Content of the analysis

You are required to implement a few things in your analysis:

  • A fake data simulation, including several DGP–basically complexifying the analysis one DGP after the other– and varying some of the parameters values.
  • At least part of the outcome variables in your analysis should be categorical. You should therefore use the econometric models and estimators presented in class.
  • If you starting from an existing paper, you are required to first replicate the main result you are interested in.

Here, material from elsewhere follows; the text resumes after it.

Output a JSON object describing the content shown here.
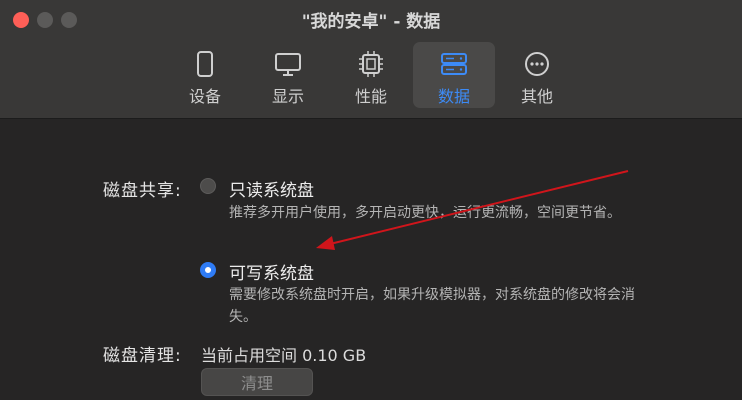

A couple of other things are optional:

  • A real data simulation. You could implement it in addition to your fake-data simulation. The two simulations should be relatively separate.
  • Very complex DGPs. You are required to implement some rather simple DGPs, adding some complexity but your most complex DGP can remain relatively basic. However, you may be interested in making your DGP quite realistic and complexify it.

Bibliography

The course website provides a series of references to complement and go beyond the material taught in this class. Among those, key references are:

  • Gelman, Andrew, Jennifer Hill, and Aki Vehtari. Regression and Other Stories. of Analytical Methods for Social Research. Cambridge University Press, 2020.
  • Angrist, Joshua D. and Jorn-Stefen Prischke. Mostly Harmless Econometrics: An Empiricist’s Companion. Princeton University Press, 2009.
  • Hayashi, F.. Econometrics, Princeton University Press, 2000, chapter 7.
  • Wooldridge, J.M.: Econometric Analysis of Cross Section and Panel Data, MIT Press, 2002, chapters 15, 16, 17.